GPT-5 Risks: Sociodemographic Bias and Adversarial Hallucinations
- A new evaluation of OpenAI's GPT-5 reveals that the model continues to exhibit significant sociodemographic biases and a high vulnerability to adversarial hallucinations when used for clinical decision...
- The study was conducted by researchers from the Windreich Department of Artificial Intelligence and Human Health at Mount Sinai Medical Center.
- Researchers replayed the 500 emergency vignettes across 32 different sociodemographic labels, alongside an unlabeled control group.
A new evaluation of OpenAI’s GPT-5 reveals that the model continues to exhibit significant sociodemographic biases and a high vulnerability to adversarial hallucinations when used for clinical decision support. The research, published in Nature and as a preprint on medRxiv, suggests that despite marketing claims regarding increased safety and capability for medical use, the model shows no measurable improvement over its predecessor, GPT-4o, in several critical safety areas.
The study was conducted by researchers from the Windreich Department of Artificial Intelligence and Human Health at Mount Sinai Medical Center. The team utilized a fixed, clinically grounded pipeline consisting of 500 physician-validated emergency vignettes to isolate how sociodemographic labels affect the model’s medical decision-making.
Sociodemographic Bias in Medical Decisions
Researchers replayed the 500 emergency vignettes across 32 different sociodemographic labels, alongside an unlabeled control group. The model was asked to provide answers regarding triage, treatment levels, further testing, and the necessity of mental-health assessments.
The findings indicate that GPT-5 reproduced subgroup-linked variation in its decisions. Specifically, the model assigned higher urgency and provided less advanced testing for several intersectional and historically marginalized groups.
The most pronounced bias appeared in mental-health screenings. The study found that several LGBTQIA+ labels were flagged for mental-health screening in 100% of cases. This is a significant increase compared to GPT-4o, where comparable groups were flagged between 41% and 73% of the time.
Vulnerability to Adversarial Hallucinations
Beyond sociodemographic bias, the researchers tested the model’s susceptibility to adversarial hallucinations. This process involves inserting a single fabricated medical detail into otherwise standard clinical cases to see if the AI adopts the false information.

GPT-5 demonstrated a higher rate of adversarial hallucinations than GPT-4o. The model adopted or elaborated on the fabricated details in 65% of runs, compared to 53% for GPT-4o.
However, the researchers noted that a single mitigation prompt was able to reduce the hallucination rate to 7.67%.
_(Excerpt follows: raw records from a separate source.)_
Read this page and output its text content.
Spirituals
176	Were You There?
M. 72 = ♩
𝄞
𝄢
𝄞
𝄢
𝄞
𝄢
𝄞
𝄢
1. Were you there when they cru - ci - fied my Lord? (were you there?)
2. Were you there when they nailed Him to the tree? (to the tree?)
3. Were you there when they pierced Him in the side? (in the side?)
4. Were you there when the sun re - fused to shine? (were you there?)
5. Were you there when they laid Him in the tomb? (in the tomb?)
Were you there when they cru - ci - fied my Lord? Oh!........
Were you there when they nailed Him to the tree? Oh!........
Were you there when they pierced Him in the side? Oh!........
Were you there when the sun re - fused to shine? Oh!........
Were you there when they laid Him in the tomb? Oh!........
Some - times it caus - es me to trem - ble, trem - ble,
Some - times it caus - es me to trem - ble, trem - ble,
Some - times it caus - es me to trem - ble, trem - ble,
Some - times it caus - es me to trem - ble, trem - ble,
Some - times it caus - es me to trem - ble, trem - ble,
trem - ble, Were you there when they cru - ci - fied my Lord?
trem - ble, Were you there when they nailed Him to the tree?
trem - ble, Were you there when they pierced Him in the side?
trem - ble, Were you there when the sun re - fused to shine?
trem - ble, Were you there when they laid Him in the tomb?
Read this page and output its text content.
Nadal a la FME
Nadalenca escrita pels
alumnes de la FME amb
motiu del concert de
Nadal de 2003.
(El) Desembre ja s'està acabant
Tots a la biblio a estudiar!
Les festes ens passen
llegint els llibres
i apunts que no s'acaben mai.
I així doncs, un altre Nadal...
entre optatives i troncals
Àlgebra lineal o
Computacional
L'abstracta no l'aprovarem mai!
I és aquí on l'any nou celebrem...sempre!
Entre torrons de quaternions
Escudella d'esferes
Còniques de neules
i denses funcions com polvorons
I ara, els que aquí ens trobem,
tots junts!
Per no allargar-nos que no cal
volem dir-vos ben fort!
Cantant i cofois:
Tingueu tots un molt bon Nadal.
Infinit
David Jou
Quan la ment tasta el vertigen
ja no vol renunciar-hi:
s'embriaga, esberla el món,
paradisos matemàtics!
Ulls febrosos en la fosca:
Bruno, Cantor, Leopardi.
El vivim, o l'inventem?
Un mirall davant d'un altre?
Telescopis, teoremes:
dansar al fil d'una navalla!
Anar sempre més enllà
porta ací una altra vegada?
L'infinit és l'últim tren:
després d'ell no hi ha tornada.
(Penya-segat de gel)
Industry Context and Safety Concerns
These results contrast with public communications from OpenAI, which promoted GPT-5 as being safer and more capable for healthcare applications. The company highlighted new health evaluations, such as HealthBench, and introduced built-in thinking
to the model.
The research highlights a gap between corporate marketing and independent assurance. The authors argue that these patterns of bias and hallucination can lead to real-world clinical risks, including:
- Avoidable referrals or escalation of care.
- Unnecessary mental-health screenings.
- The propagation of errors from medical charts into active orders.
The study concludes that there is a strong necessity to re-test safety on fixed, clinically grounded pipelines every time a model is upgraded, especially as public communications suggest that individuals may go directly to GPT-5 for medical advice.